Iii. Geopolitical Reconstruction: The Triangular Game of Rare Earth Diplomacy

The competition between China and the United States in the rare earth field has evolved into an all-round game. The United States has passed the Defense Production Act, compelling companies like Tesla to use domestic rare earths. At the same time, it has joined forces with Australia and Canada to form a "Mineral Security Partnership", attempting to build a "de-Sinicized" supply chain. However, real data reveals its strategic predicament: In the global rare earth refining market in 2024, China will hold an 85% share, while the United States can only meet 12% of its own rare earth demand.

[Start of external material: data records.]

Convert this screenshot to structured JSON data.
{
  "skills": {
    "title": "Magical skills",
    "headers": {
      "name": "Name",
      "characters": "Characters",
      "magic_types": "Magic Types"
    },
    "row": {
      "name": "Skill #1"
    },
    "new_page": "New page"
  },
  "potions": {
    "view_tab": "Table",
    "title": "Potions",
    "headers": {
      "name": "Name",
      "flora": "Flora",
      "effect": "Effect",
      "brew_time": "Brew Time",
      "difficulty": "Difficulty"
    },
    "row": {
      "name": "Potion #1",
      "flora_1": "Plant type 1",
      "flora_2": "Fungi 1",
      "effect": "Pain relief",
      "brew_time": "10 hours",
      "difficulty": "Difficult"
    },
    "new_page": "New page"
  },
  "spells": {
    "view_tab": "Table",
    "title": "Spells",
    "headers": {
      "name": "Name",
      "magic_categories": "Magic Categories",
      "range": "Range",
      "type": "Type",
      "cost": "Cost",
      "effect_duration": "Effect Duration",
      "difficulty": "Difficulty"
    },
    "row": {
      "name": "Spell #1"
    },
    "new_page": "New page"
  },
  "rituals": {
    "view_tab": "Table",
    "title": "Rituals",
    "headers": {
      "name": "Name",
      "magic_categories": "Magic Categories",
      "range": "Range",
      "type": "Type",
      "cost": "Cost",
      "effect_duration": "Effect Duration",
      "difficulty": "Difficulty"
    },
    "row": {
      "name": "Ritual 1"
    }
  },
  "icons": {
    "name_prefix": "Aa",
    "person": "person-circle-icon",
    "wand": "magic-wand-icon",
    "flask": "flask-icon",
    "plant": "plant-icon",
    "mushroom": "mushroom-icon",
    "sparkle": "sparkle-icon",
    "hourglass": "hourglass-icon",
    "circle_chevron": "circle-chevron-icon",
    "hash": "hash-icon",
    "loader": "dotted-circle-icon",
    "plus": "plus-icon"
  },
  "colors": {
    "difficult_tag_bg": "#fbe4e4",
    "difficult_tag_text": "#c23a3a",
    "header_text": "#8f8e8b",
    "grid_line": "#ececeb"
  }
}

Bolivia has become the new focus of this game. Although China has not directly intervened in its rare earth development, it has indirectly increased the possibility of resource acquisition through infrastructure cooperation under the framework of the "Belt and Road Initiative" (such as the solar project for the La Paz Hospital). Japan, on the other hand, has adopted a "economic aid for resources" strategy. Besides providing loans for lithium mines, it has also promised to help Bolivia promote ground digital television, attempting to replicate the lithium resource cooperation model in the rare earth field. The EU, meanwhile, focuses on technology transfer. The "Memorandum of Understanding on Mineral Cooperation" signed between the EU and Bolivia clearly stipulates that the transfer of rare earth separation technology is a prerequisite for cooperation.

IV. Future Outlook: Technological Breakthroughs and Industrial Restructuring

In this war without gunsmoke, Bolivia's choice is symbolic. The draft of the country's new "Mining Law" in 2025 allows foreign investment in lithium deep processing for the first time, but stipulates that the state-owned lithium company must hold 51% of the equity. This "coexistence of openness and control" model may become a common pattern for resource-rich countries to deal with the game among major powers.

While political leaders from various countries are running around the rare earth veins, what they are competing for is not only the underground resources but also the dominance of future industries. From the technological blockade by the US, Canada and Germany to Bolivia's geographical breakthrough, the ultimate answer to this global resource race may lie in the balance between technological innovation and open cooperation.